Eu nunca invejei o Highlander. Pelo contrário, eu sentia uma certa pena dele. Não, minto; eu sempre senti muita pena dele. Imaginem que triste você viver para sempre enquanto seus amores se vão e você fica?! Esta perspectiva sempre me apavorou.
Então foi com enorme surpresa que, aos quarenta anos de idade, me deparei com a consciência de que eu efetivamente não sou imortal! Creiam-me: inconscientemente eu sempre me senti e agi como se eu fosse imortal. E olha que eu sentia pena do Highlander!
Pior que a consciência de não ser imortal foi a certeza de que meus amores tampouco o são!
Vejam bem: até pouquíssimo tempo atrás eu nunca havia sentido medo de correr determinados riscos. Aliás, eu sequer concebia a existência de riscos. O único risco era não viver plenamente as oportunidades oferecidas pela vida. Voemos de asa delta! Saltemos de paraquedas! Pulemos de bungee jump! Não é a este tipo de risco que me refiro. Quem dera!

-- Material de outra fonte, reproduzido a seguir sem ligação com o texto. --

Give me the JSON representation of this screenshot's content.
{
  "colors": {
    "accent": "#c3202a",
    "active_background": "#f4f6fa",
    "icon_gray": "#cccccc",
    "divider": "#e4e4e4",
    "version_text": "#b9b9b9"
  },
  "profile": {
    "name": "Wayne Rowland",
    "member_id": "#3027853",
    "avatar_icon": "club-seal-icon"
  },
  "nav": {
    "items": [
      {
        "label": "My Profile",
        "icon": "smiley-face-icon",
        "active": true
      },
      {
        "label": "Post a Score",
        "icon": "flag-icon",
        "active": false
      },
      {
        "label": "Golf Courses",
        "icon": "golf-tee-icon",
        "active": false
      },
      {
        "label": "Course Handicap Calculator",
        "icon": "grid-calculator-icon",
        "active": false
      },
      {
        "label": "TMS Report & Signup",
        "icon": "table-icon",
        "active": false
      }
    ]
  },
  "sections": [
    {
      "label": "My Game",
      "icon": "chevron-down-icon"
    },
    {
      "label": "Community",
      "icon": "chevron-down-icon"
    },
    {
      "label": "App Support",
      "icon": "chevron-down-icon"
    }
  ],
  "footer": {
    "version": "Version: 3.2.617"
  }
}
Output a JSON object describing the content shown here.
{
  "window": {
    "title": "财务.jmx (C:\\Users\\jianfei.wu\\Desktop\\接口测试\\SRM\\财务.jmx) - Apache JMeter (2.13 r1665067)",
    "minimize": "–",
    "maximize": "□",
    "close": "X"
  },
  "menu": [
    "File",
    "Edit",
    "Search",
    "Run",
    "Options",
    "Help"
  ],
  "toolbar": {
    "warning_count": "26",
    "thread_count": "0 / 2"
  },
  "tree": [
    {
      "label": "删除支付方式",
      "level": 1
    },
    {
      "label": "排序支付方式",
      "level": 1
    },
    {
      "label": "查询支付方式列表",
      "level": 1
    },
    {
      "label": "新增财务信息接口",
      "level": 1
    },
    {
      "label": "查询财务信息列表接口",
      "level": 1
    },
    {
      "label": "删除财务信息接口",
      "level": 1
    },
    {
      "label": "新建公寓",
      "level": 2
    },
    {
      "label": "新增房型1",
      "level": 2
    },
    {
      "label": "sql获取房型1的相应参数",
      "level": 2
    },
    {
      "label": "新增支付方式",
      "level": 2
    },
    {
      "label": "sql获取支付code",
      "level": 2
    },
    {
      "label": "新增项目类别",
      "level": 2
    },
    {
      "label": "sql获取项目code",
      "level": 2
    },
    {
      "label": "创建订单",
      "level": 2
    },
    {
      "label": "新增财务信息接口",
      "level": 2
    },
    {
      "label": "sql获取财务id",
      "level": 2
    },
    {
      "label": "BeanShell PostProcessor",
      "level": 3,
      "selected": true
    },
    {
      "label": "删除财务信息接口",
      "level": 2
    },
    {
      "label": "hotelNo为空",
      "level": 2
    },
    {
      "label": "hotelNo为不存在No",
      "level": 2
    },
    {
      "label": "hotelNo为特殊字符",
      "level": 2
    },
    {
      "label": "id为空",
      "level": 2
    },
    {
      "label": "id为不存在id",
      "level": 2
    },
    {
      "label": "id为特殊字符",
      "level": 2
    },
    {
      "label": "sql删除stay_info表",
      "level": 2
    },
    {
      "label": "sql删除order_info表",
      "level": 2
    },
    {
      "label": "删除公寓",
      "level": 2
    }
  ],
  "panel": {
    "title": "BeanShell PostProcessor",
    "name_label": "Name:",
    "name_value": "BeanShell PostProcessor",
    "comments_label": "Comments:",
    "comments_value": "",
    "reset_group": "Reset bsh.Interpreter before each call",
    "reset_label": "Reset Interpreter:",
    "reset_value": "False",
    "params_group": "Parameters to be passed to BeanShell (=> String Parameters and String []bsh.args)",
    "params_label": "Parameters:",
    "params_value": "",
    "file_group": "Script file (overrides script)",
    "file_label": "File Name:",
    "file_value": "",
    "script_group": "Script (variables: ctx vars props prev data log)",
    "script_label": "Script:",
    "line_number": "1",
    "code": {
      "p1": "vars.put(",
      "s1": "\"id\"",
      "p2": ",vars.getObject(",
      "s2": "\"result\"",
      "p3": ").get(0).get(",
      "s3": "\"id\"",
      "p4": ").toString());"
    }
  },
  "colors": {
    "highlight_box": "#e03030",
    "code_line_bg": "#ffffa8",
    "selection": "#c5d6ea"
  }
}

Minha irmã que malha todo dia e só come natureba; teve uma trombose aos 38 anos. Eu voltei a fazer ginástica somente há dois meses e mesmo assim para estimular meu marido a se exercitar. Fora que eu como tudo que me der vontade, da cenoura ralada a barriga de porco, com preferência, evidentemente, pelo porco.
Minha amiga descobriu um câncer de mama aos 35 anos, teve que fazer uma mastectomia; está incrivelmente bem, mas foi um baita susto. E eu fiquei enrolando até o ano passado para fazer uma mamografia e um ultrassom que minha ginecologista já havia pedido há dois anos.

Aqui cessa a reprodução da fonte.